3.7 years ago by
Ah, Roadmap data. It's a bit of a head-ache to understand it sometimes, but bear with me:
What you are looking at is raw (unconsolidated) input that was output by Pash mapper. It is a misformated bed file. All values in start column should have one subtracted from their coordinate (not respecting the strand), i.e. it should be:
chr1 9983 10183 B09JPABXX110526:5:1101:19182:47634 0 -
chr1 9989 10189 B09JPABXX110526:5:2207:9781:41112 0 -
I am not really sure about what name parameter encodes or why the score is zero...
Once you fix this (bedtools slop -l 1 -r 0 -g hg19.genome), just pass the fixed bed-file to some sort of pileup tool (for instance, MACS).
The way ROADMAP does it:
- They shorten all the reads back to 36 (so its consistent across all experiments)
- They filter duplicate reads, and reads that could not be mapped to the genome at all had they been 36bp long
- They estimate fragment length using SPP and run macs2 with appropriate fragment lengths (--nomodel --ext-size=fragment_length) to generate both peak lists and the signal/foldchange track.
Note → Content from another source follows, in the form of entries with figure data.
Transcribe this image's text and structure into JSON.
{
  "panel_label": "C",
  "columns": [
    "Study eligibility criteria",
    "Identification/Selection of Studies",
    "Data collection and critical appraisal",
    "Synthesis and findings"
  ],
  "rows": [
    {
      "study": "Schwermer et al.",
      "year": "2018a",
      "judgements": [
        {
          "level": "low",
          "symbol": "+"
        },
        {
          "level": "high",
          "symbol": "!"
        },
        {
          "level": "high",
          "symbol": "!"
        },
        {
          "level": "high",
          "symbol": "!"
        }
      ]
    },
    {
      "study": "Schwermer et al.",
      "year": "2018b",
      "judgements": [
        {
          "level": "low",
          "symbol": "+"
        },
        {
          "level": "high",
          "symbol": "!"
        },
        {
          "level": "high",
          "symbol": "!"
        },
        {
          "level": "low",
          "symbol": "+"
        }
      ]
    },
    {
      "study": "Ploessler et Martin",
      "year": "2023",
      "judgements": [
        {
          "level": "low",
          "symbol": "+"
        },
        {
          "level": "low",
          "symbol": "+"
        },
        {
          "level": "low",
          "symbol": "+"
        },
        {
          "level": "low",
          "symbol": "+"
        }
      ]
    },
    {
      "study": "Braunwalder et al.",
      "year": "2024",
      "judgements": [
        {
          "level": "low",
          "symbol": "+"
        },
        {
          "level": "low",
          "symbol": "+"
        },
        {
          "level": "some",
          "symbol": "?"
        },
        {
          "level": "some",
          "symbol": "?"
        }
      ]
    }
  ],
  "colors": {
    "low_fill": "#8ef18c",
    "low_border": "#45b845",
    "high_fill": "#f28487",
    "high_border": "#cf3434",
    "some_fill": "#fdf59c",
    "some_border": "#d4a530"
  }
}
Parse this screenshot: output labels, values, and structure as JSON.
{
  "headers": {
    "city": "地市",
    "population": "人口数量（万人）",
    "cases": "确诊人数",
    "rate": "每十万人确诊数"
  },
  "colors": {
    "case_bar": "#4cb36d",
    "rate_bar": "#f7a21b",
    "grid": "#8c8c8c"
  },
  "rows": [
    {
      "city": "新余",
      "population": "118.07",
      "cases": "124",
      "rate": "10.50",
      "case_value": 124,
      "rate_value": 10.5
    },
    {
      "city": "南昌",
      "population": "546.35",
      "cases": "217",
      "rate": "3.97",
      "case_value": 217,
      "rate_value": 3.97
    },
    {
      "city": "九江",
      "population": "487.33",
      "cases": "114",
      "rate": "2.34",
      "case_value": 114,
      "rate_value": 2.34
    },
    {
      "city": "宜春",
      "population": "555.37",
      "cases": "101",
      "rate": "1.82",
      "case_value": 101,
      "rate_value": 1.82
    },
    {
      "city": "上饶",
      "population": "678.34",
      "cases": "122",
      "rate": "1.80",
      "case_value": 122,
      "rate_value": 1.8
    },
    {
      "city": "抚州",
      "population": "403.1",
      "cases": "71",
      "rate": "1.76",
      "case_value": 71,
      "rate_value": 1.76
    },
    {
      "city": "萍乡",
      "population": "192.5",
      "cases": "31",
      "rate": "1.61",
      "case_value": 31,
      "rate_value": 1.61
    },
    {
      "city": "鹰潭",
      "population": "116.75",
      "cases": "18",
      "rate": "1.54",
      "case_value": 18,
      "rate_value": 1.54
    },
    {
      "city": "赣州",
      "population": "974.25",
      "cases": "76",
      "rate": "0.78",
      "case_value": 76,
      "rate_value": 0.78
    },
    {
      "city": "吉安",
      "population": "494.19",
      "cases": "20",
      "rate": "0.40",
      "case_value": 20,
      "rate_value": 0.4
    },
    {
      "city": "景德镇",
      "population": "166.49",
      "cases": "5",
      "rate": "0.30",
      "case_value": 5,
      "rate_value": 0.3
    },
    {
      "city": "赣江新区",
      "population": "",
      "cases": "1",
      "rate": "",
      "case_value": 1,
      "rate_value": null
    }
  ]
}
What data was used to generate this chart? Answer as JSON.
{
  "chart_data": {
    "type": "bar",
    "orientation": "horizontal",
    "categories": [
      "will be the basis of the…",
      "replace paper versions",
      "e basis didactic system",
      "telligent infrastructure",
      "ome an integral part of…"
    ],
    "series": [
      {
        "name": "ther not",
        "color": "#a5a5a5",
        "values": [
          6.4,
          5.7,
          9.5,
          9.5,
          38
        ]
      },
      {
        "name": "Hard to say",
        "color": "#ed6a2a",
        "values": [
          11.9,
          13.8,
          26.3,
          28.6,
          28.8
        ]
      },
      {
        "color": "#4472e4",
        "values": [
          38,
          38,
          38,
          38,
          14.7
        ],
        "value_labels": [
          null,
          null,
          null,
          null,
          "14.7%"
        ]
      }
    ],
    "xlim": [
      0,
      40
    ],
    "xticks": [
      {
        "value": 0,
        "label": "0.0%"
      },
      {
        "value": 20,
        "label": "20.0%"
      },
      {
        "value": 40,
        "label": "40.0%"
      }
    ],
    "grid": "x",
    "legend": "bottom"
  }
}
I really suggest you skip doing the preprocessing yourself and just get the data from their download page
Namely you want to look at c (peak calling) or section d (signal tracks). Either go with consolidated reads for your cell line (consolidated = all technical/biological replicates lumped together, recommended), or with unconsolidated (which is what you are looking at at the moment).